The Man’s face shone with a remarkable pleasure as he at last claimed the picture for his own. “I thank you, small Master--I thank you from the bottom of my heart. I’ll have it framed and hang it here where I may look on it whenever I am in the shop. Thank you, Master Frodo.”
As he returned to the guest house in the Sixth Circle Frodo smiled. His hand ached some, but no more than did his shoulder.

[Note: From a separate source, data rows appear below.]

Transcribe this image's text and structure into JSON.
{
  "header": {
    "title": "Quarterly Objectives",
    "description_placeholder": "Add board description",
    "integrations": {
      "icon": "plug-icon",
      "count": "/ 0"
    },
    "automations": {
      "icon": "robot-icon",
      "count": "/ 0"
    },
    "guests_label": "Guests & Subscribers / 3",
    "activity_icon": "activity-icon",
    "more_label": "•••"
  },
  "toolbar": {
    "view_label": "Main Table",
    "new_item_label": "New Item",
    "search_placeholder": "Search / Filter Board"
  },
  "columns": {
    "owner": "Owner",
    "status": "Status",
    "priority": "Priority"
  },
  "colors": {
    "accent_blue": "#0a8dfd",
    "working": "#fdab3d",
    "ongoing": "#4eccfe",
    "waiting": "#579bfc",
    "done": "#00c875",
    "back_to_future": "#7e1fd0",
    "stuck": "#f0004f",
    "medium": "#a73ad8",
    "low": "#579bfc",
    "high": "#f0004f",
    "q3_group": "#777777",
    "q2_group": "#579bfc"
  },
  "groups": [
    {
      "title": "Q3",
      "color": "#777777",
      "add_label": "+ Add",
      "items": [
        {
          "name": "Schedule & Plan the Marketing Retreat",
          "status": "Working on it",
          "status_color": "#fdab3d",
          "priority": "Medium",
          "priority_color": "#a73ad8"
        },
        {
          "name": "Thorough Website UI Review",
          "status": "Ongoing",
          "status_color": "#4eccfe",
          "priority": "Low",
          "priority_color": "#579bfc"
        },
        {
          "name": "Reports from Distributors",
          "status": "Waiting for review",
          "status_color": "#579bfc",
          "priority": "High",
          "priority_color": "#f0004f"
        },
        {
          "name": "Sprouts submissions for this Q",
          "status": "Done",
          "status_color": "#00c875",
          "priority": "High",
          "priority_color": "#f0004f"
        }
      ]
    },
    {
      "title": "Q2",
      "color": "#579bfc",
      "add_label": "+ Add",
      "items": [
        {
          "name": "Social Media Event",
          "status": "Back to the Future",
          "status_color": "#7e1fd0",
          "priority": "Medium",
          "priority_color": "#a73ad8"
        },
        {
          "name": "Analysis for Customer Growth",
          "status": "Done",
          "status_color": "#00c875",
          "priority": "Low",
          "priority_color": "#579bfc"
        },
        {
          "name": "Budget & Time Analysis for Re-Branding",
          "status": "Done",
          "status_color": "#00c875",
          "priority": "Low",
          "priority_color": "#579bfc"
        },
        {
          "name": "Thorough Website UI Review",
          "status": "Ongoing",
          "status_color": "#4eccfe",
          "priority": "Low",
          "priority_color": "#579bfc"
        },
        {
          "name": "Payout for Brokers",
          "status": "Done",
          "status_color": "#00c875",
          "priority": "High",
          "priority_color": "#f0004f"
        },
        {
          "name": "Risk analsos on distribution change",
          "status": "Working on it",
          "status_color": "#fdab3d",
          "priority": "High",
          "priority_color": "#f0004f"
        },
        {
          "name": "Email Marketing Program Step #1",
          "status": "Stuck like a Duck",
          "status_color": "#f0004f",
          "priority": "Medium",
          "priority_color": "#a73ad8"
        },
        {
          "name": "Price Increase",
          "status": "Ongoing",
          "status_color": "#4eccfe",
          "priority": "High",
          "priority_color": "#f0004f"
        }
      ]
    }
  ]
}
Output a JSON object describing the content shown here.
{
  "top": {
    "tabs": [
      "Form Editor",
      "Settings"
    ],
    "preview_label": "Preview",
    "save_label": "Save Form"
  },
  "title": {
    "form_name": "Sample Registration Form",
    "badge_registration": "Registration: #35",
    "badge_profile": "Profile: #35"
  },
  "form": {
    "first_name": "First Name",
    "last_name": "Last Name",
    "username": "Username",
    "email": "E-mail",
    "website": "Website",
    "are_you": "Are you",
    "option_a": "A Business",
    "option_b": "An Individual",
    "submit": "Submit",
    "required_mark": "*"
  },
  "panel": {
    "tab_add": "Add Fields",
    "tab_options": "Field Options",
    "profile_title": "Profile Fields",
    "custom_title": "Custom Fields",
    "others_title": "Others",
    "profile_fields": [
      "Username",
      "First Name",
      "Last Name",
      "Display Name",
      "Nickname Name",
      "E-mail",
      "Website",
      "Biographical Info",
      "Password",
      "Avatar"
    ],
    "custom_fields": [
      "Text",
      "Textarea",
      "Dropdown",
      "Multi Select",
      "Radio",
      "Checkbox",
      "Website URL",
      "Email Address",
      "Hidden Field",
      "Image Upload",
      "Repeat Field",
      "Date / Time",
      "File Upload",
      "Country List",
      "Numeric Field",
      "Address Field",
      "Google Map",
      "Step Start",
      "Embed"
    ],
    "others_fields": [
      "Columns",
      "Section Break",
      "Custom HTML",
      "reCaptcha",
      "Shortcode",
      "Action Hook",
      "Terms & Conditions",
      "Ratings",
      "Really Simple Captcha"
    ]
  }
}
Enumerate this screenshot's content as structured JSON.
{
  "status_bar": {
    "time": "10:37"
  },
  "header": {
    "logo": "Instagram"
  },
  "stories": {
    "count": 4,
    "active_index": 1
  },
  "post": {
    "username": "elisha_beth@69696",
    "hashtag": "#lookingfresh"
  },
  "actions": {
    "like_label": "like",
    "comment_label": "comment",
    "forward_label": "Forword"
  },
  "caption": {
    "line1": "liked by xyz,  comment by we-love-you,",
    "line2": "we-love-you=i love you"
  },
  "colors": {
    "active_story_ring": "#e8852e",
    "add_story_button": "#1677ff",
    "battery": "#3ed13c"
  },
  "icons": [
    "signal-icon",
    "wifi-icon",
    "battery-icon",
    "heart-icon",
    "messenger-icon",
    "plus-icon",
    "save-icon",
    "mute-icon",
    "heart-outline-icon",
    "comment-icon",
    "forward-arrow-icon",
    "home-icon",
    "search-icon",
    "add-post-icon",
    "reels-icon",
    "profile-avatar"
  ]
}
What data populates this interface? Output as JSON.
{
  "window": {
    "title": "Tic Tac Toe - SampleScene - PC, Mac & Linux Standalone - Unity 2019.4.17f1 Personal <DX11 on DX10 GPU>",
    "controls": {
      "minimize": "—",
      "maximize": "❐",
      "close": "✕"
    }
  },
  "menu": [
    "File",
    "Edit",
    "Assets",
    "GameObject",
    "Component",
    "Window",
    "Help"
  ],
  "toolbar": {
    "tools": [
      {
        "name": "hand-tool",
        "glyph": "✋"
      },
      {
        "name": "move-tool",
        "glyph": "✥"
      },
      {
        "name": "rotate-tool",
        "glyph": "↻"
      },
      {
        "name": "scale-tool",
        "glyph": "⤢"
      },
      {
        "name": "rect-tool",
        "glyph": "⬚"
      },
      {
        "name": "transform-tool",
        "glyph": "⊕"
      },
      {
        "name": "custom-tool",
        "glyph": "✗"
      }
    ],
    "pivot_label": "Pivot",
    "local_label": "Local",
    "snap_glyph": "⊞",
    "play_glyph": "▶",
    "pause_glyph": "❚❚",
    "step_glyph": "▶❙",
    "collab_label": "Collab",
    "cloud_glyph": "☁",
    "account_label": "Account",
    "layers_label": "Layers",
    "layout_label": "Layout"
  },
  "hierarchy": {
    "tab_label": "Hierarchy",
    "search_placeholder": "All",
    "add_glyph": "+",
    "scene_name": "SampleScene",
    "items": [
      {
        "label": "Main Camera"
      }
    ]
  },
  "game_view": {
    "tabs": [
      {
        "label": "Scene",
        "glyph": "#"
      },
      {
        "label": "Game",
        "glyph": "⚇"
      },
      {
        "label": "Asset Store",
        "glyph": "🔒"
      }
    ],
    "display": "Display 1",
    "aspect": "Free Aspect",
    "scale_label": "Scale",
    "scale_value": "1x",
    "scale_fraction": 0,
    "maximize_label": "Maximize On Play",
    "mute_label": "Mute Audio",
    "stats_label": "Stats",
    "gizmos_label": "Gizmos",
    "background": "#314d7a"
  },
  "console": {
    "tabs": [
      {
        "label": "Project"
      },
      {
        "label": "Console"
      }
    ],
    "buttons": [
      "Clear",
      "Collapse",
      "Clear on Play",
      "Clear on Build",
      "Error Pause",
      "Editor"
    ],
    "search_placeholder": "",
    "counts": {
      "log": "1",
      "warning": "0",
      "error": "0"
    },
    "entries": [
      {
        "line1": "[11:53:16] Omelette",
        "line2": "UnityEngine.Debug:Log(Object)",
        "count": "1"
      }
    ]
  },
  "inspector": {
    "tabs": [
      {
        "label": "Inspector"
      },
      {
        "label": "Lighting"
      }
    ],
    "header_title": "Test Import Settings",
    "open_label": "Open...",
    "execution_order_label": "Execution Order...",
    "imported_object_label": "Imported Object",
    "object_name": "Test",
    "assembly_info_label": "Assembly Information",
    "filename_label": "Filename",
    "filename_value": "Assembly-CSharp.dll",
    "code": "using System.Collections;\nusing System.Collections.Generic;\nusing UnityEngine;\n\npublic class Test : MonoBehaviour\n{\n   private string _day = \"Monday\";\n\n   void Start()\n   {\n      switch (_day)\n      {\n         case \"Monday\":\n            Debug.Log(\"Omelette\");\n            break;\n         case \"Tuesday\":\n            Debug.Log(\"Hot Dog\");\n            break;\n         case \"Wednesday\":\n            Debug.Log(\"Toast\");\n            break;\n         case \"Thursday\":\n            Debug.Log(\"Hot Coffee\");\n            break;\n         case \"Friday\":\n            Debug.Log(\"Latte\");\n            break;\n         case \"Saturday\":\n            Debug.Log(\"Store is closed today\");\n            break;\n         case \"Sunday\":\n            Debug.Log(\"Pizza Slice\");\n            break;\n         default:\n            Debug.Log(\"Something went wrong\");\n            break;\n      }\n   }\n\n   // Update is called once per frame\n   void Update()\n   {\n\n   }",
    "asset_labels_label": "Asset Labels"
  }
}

As with the shoulder, this ache was becoming familiar, a simple part of his life. He’d completed a picture he’d carried in his heart for a month, and done it properly, and had brought pleasure to a pleasant, gifted Man, a friend in this land so far from his own. Would he ever go home? he wondered. Maybe he’d not make it all the way home again. But it would be no great sacrifice, he thought, to die here, surrounded by such friendship.
He ate lightly at supper, wished the others a good night, and went to his room to read, falling asleep in his chair with a rug over his knees and his book in his lap.
Legolas looked in on him and found him thus, called Gandalf, and the two of them together woke him enough to get him into his nightshirt and into his bed.